Accurately pricing assets is hard. In the traditional trading arena, artificially inflating or deflating the price of an asset through market manipulation is illegal and you can be fined and/or arrested for it. In DeFi, which gives random people the ability to “flash trade” hundreds of millions or billions of dollars, causing sudden price fluctuations, the problem is pronounced.

Many web3 projects rely on “oracles” – systems that provide real-time data and are a source for information that cannot otherwise be found on-chain. Oracles are often used to determine exchange pricing between two assets, for instance. But attackers have found ways to fool these sources of supposed truth.

As the standardization of oracles progresses, there will be safer bridges between the off-chain and on-chain worlds available, and we can expect markets to become more resilient to manipulation attempts. With any luck, this class of attacks may, one day, disappear almost entirely.

• Examples
  • Cream market manipulation
• Profile
  • Who: Organized groups (APTs), solo actors, and insiders.
  • Sophistication: Moderate (technical knowledge required).
  • Automatability: High (most attacks likely involve automation detecting an exploitable issue).
  • Expectations for the future: Likely to decrease as methods for accurate pricing become more standard.

Novel vulnerabilities: unknown unknowns

“Zero-day” exploits –  so named because they have been publicly known for zero days at the time of their appearance – are a hot button issue in the field of information security, and it is no different in web3 security.
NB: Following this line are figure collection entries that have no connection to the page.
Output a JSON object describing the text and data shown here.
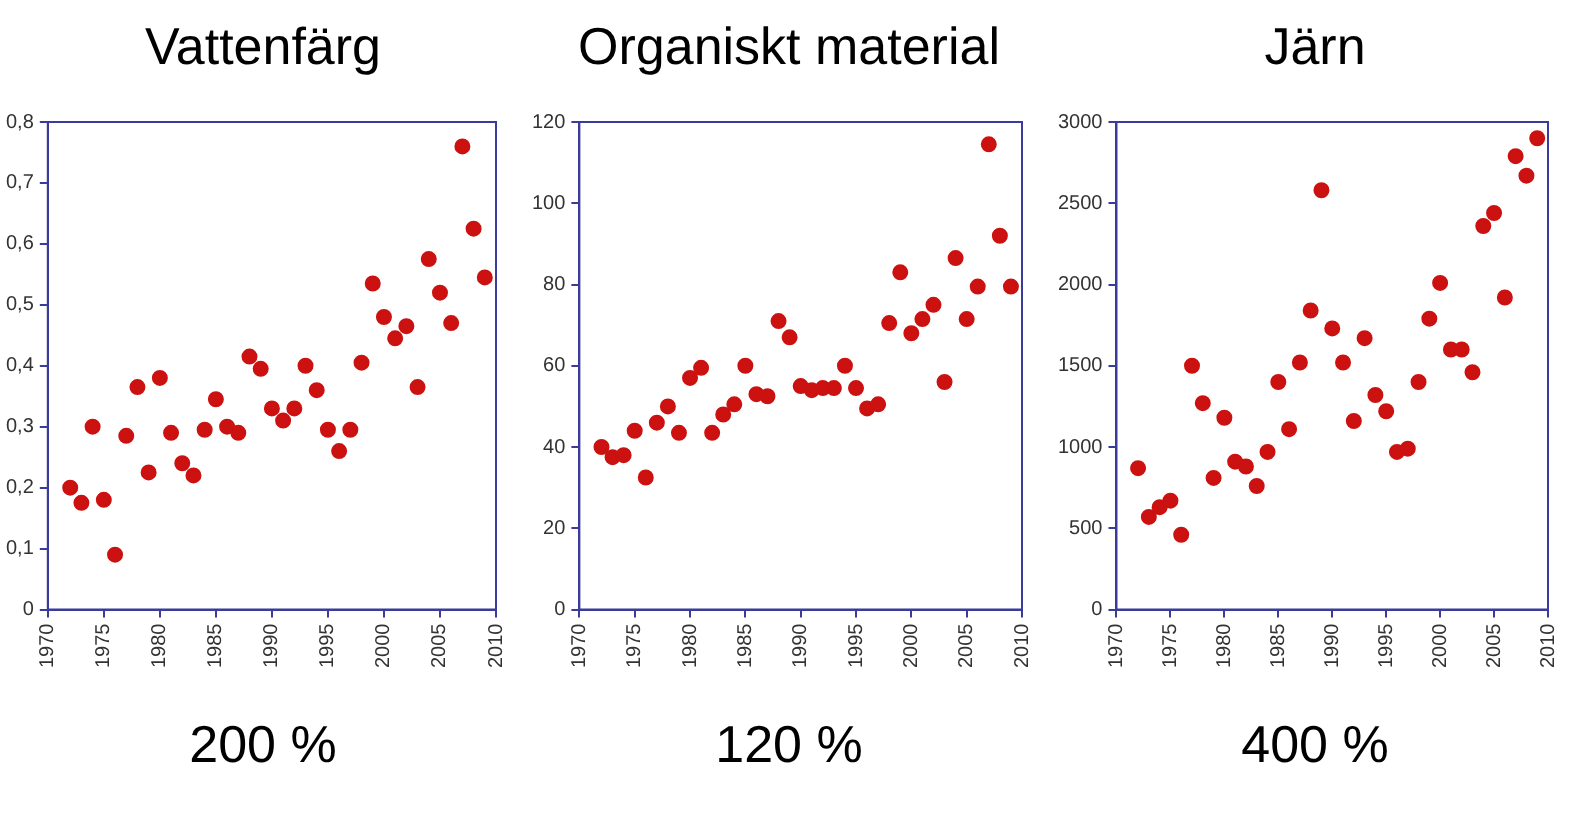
{
  "chart_data": [
    {
      "type": "scatter",
      "title": "Vattenfärg",
      "annotations": [
        "200 %"
      ],
      "marker": "circle",
      "color": "#cc1111",
      "x": [
        1972,
        1973,
        1974,
        1975,
        1976,
        1977,
        1978,
        1979,
        1980,
        1981,
        1982,
        1983,
        1984,
        1985,
        1986,
        1987,
        1988,
        1989,
        1990,
        1991,
        1992,
        1993,
        1994,
        1995,
        1996,
        1997,
        1998,
        1999,
        2000,
        2001,
        2002,
        2003,
        2004,
        2005,
        2006,
        2007,
        2008,
        2009
      ],
      "values": [
        0.2,
        0.175,
        0.3,
        0.18,
        0.09,
        0.285,
        0.365,
        0.225,
        0.38,
        0.29,
        0.24,
        0.22,
        0.295,
        0.345,
        0.3,
        0.29,
        0.415,
        0.395,
        0.33,
        0.31,
        0.33,
        0.4,
        0.36,
        0.295,
        0.26,
        0.295,
        0.405,
        0.535,
        0.48,
        0.445,
        0.465,
        0.365,
        0.575,
        0.52,
        0.47,
        0.76,
        0.625,
        0.545
      ],
      "xlim": [
        1970,
        2010
      ],
      "xticks": [
        1970,
        1975,
        1980,
        1985,
        1990,
        1995,
        2000,
        2005,
        2010
      ],
      "ylim": [
        0,
        0.8
      ],
      "yticks": [
        0,
        {
          "value": 0.1,
          "label": "0,1"
        },
        {
          "value": 0.2,
          "label": "0,2"
        },
        {
          "value": 0.3,
          "label": "0,3"
        },
        {
          "value": 0.4,
          "label": "0,4"
        },
        {
          "value": 0.5,
          "label": "0,5"
        },
        {
          "value": 0.6,
          "label": "0,6"
        },
        {
          "value": 0.7,
          "label": "0,7"
        },
        {
          "value": 0.8,
          "label": "0,8"
        }
      ]
    },
    {
      "type": "scatter",
      "title": "Organiskt material",
      "annotations": [
        "120 %"
      ],
      "marker": "circle",
      "color": "#cc1111",
      "x": [
        1972,
        1973,
        1974,
        1975,
        1976,
        1977,
        1978,
        1979,
        1980,
        1981,
        1982,
        1983,
        1984,
        1985,
        1986,
        1987,
        1988,
        1989,
        1990,
        1991,
        1992,
        1993,
        1994,
        1995,
        1996,
        1997,
        1998,
        1999,
        2000,
        2001,
        2002,
        2003,
        2004,
        2005,
        2006,
        2007,
        2008,
        2009
      ],
      "values": [
        40,
        37.5,
        38,
        44,
        32.5,
        46,
        50,
        43.5,
        57,
        59.5,
        43.5,
        48,
        50.5,
        60,
        53,
        52.5,
        71,
        67,
        55,
        54,
        54.5,
        54.5,
        60,
        54.5,
        49.5,
        50.5,
        70.5,
        83,
        68,
        71.5,
        75,
        56,
        86.5,
        71.5,
        79.5,
        114.5,
        92,
        79.5
      ],
      "xlim": [
        1970,
        2010
      ],
      "xticks": [
        1970,
        1975,
        1980,
        1985,
        1990,
        1995,
        2000,
        2005,
        2010
      ],
      "ylim": [
        0,
        120
      ],
      "yticks": [
        0,
        20,
        40,
        60,
        80,
        100,
        120
      ]
    },
    {
      "type": "scatter",
      "title": "Järn",
      "annotations": [
        "400 %"
      ],
      "marker": "circle",
      "color": "#cc1111",
      "x": [
        1972,
        1973,
        1974,
        1975,
        1976,
        1977,
        1978,
        1979,
        1980,
        1981,
        1982,
        1983,
        1984,
        1985,
        1986,
        1987,
        1988,
        1989,
        1990,
        1991,
        1992,
        1993,
        1994,
        1995,
        1996,
        1997,
        1998,
        1999,
        2000,
        2001,
        2002,
        2003,
        2004,
        2005,
        2006,
        2007,
        2008,
        2009
      ],
      "values": [
        870,
        570,
        630,
        670,
        460,
        1500,
        1270,
        810,
        1180,
        910,
        880,
        760,
        970,
        1400,
        1110,
        1520,
        1840,
        2580,
        1730,
        1520,
        1160,
        1670,
        1320,
        1220,
        970,
        990,
        1400,
        1790,
        2010,
        1600,
        1600,
        1460,
        2360,
        2440,
        1920,
        2790,
        2670,
        2900
      ],
      "xlim": [
        1970,
        2010
      ],
      "xticks": [
        1970,
        1975,
        1980,
        1985,
        1990,
        1995,
        2000,
        2005,
        2010
      ],
      "ylim": [
        0,
        3000
      ],
      "yticks": [
        0,
        500,
        1000,
        1500,
        2000,
        2500,
        3000
      ]
    }
  ]
}
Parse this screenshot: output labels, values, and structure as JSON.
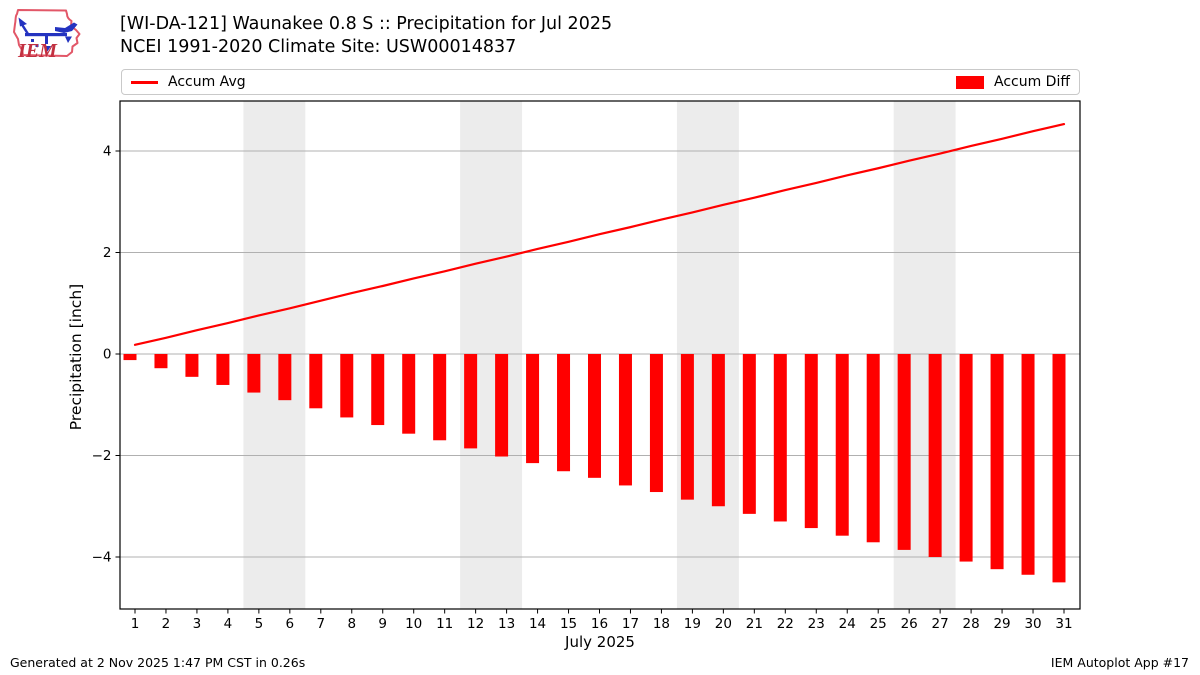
{
  "header": {
    "logo_text": "IEM",
    "title_line1": "[WI-DA-121] Waunakee 0.8 S :: Precipitation for Jul 2025",
    "title_line2": "NCEI 1991-2020 Climate Site: USW00014837"
  },
  "legend": {
    "avg_label": "Accum Avg",
    "diff_label": "Accum Diff"
  },
  "chart_data": {
    "type": "combo",
    "title": "[WI-DA-121] Waunakee 0.8 S :: Precipitation for Jul 2025",
    "subtitle": "NCEI 1991-2020 Climate Site: USW00014837",
    "xlabel": "July 2025",
    "ylabel": "Precipitation [inch]",
    "x": [
      1,
      2,
      3,
      4,
      5,
      6,
      7,
      8,
      9,
      10,
      11,
      12,
      13,
      14,
      15,
      16,
      17,
      18,
      19,
      20,
      21,
      22,
      23,
      24,
      25,
      26,
      27,
      28,
      29,
      30,
      31
    ],
    "series": [
      {
        "name": "Accum Avg",
        "type": "line",
        "color": "#ff0000",
        "values": [
          0.18,
          0.32,
          0.47,
          0.61,
          0.76,
          0.9,
          1.05,
          1.2,
          1.34,
          1.49,
          1.63,
          1.78,
          1.92,
          2.07,
          2.21,
          2.36,
          2.5,
          2.65,
          2.79,
          2.94,
          3.08,
          3.23,
          3.37,
          3.52,
          3.66,
          3.81,
          3.95,
          4.1,
          4.24,
          4.39,
          4.53
        ]
      },
      {
        "name": "Accum Diff",
        "type": "bar",
        "color": "#ff0000",
        "values": [
          -0.12,
          -0.28,
          -0.45,
          -0.61,
          -0.76,
          -0.91,
          -1.07,
          -1.25,
          -1.4,
          -1.57,
          -1.7,
          -1.86,
          -2.02,
          -2.15,
          -2.31,
          -2.44,
          -2.59,
          -2.72,
          -2.87,
          -3.0,
          -3.15,
          -3.3,
          -3.43,
          -3.58,
          -3.71,
          -3.86,
          -4.0,
          -4.09,
          -4.24,
          -4.35,
          -4.5
        ]
      }
    ],
    "ylim": [
      -5.05,
      5.0
    ],
    "yticks": [
      4,
      2,
      0,
      -2,
      -4
    ],
    "grid": true,
    "legend_position": "top",
    "weekend_shading": {
      "color": "#ececec",
      "bands": [
        [
          5,
          6
        ],
        [
          12,
          13
        ],
        [
          19,
          20
        ],
        [
          26,
          27
        ]
      ]
    },
    "colors": {
      "grid": "#b0b0b0",
      "axis": "#000000",
      "band": "#ececec",
      "accent": "#ff0000"
    }
  },
  "footer": {
    "generated": "Generated at 2 Nov 2025 1:47 PM CST in 0.26s",
    "app": "IEM Autoplot App #17"
  }
}
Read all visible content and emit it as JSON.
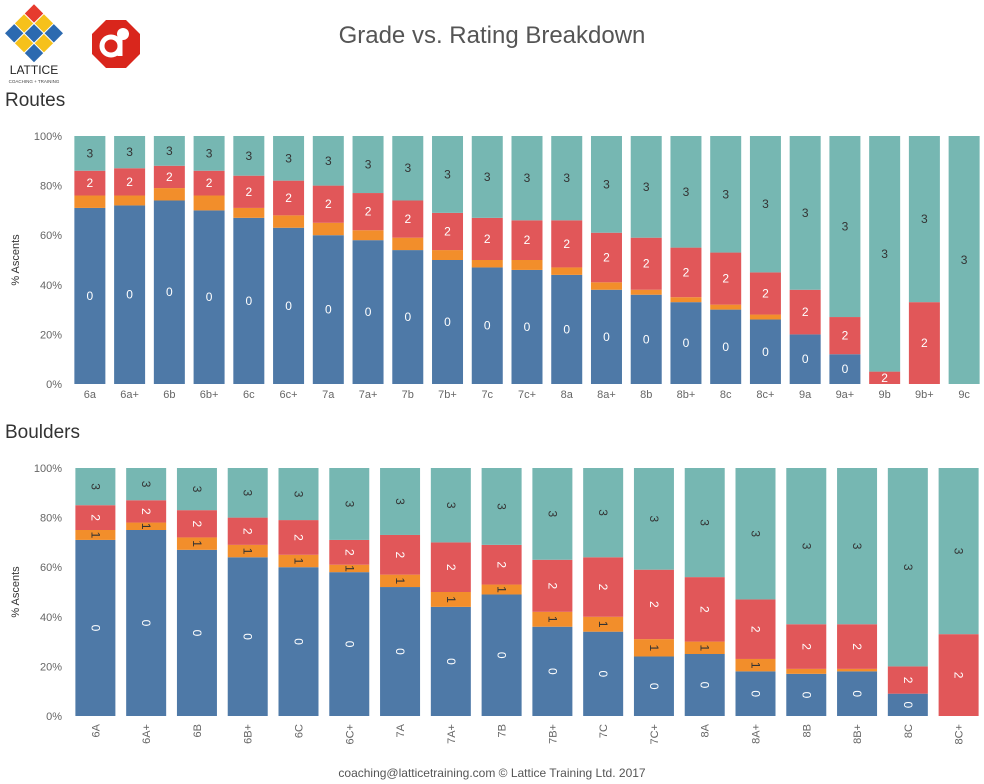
{
  "page": {
    "title": "Grade vs. Rating Breakdown",
    "footer": "coaching@latticetraining.com © Lattice Training Ltd. 2017",
    "logo_text": "LATTICE",
    "logo_subtext": "COACHING + TRAINING"
  },
  "colors": {
    "r0": "#4e79a7",
    "r1": "#f28e2b",
    "r2": "#e15759",
    "r3": "#76b7b2",
    "logo_red": "#d9261c"
  },
  "chart_data": [
    {
      "type": "bar",
      "stacked": true,
      "section_title": "Routes",
      "ylabel": "% Ascents",
      "ylim": [
        0,
        100
      ],
      "yticks": [
        "0%",
        "20%",
        "40%",
        "60%",
        "80%",
        "100%"
      ],
      "categories": [
        "6a",
        "6a+",
        "6b",
        "6b+",
        "6c",
        "6c+",
        "7a",
        "7a+",
        "7b",
        "7b+",
        "7c",
        "7c+",
        "8a",
        "8a+",
        "8b",
        "8b+",
        "8c",
        "8c+",
        "9a",
        "9a+",
        "9b",
        "9b+",
        "9c"
      ],
      "series": [
        {
          "name": "0",
          "values": [
            71,
            72,
            74,
            70,
            67,
            63,
            60,
            58,
            54,
            50,
            47,
            46,
            44,
            38,
            36,
            33,
            30,
            26,
            20,
            12,
            0,
            0,
            0
          ]
        },
        {
          "name": "1",
          "values": [
            5,
            4,
            5,
            6,
            4,
            5,
            5,
            4,
            5,
            4,
            3,
            4,
            3,
            3,
            2,
            2,
            2,
            2,
            0,
            0,
            0,
            0,
            0
          ]
        },
        {
          "name": "2",
          "values": [
            10,
            11,
            9,
            10,
            13,
            14,
            15,
            15,
            15,
            15,
            17,
            16,
            19,
            20,
            21,
            20,
            21,
            17,
            18,
            15,
            5,
            33,
            0
          ]
        },
        {
          "name": "3",
          "values": [
            14,
            13,
            12,
            14,
            16,
            18,
            20,
            23,
            26,
            31,
            33,
            34,
            34,
            39,
            41,
            45,
            47,
            55,
            62,
            73,
            95,
            67,
            100
          ]
        }
      ],
      "labels_shown": [
        "0",
        "",
        "2",
        "3"
      ],
      "label_rotation": "horizontal"
    },
    {
      "type": "bar",
      "stacked": true,
      "section_title": "Boulders",
      "ylabel": "% Ascents",
      "ylim": [
        0,
        100
      ],
      "yticks": [
        "0%",
        "20%",
        "40%",
        "60%",
        "80%",
        "100%"
      ],
      "categories": [
        "6A",
        "6A+",
        "6B",
        "6B+",
        "6C",
        "6C+",
        "7A",
        "7A+",
        "7B",
        "7B+",
        "7C",
        "7C+",
        "8A",
        "8A+",
        "8B",
        "8B+",
        "8C",
        "8C+"
      ],
      "series": [
        {
          "name": "0",
          "values": [
            71,
            75,
            67,
            64,
            60,
            58,
            52,
            44,
            49,
            36,
            34,
            24,
            25,
            18,
            17,
            18,
            9,
            0
          ]
        },
        {
          "name": "1",
          "values": [
            4,
            3,
            5,
            5,
            5,
            3,
            5,
            6,
            4,
            6,
            6,
            7,
            5,
            5,
            2,
            1,
            0,
            0
          ]
        },
        {
          "name": "2",
          "values": [
            10,
            9,
            11,
            11,
            14,
            10,
            16,
            20,
            16,
            21,
            24,
            28,
            26,
            24,
            18,
            18,
            11,
            33
          ]
        },
        {
          "name": "3",
          "values": [
            15,
            13,
            17,
            20,
            21,
            29,
            27,
            30,
            31,
            37,
            36,
            41,
            44,
            53,
            63,
            63,
            80,
            67
          ]
        }
      ],
      "labels_shown": [
        "0",
        "1",
        "2",
        "3"
      ],
      "label_rotation": "vertical"
    }
  ]
}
Because they arrive out of the blue, they are the hardest attacks to defend against.

If anything, web3 has made it easier to monetize these expensive, labor-intensive attacks since it can be difficult for people to claw back crypto funds once they’re stolen. Attackers can spend lots of time poring over the code running on-chain applications to find one bug that will justify all their effort. Meanwhile, some once-novel vulnerabilities continue to plague unsuspecting projects; the re-entrancy bug that famously felled TheDAO, an early Ethereum venture, continues to resurface elsewhere today.

It’s unclear how quickly or easily the industry will be able to adapt to triage these types of vulnerabilities, but continued investment in security defenses such as auditing, monitoring, and tooling will increase the cost for attackers seeking to exploit them.

• Examples
  • Poly’s cross-chain transactions vulnerability
  • Qubit’s unlimited minting bug
• Profile
  • Who: Organized groups (APTs), solo actors (less likely), and insiders.
  • Sophistication: Moderate-High (technical knowledge is required, but not all the vulnerabilities are too complex for people to understand).
  • Automatability: Low (finding novel vulnerabilities takes time and effort and is not likely to be automated; once found, scanning for similar issues across other systems is easier).
  • Expectations for the future: More attention attracts more whitehats and makes the “barrier to entry” higher for discovering novel vulnerabilities. Meanwhile, as web3 adoption grows, so does the motive for blackhats to find new exploits. This is likely to remain a game of cat-and-mouse as it has in many other areas of security.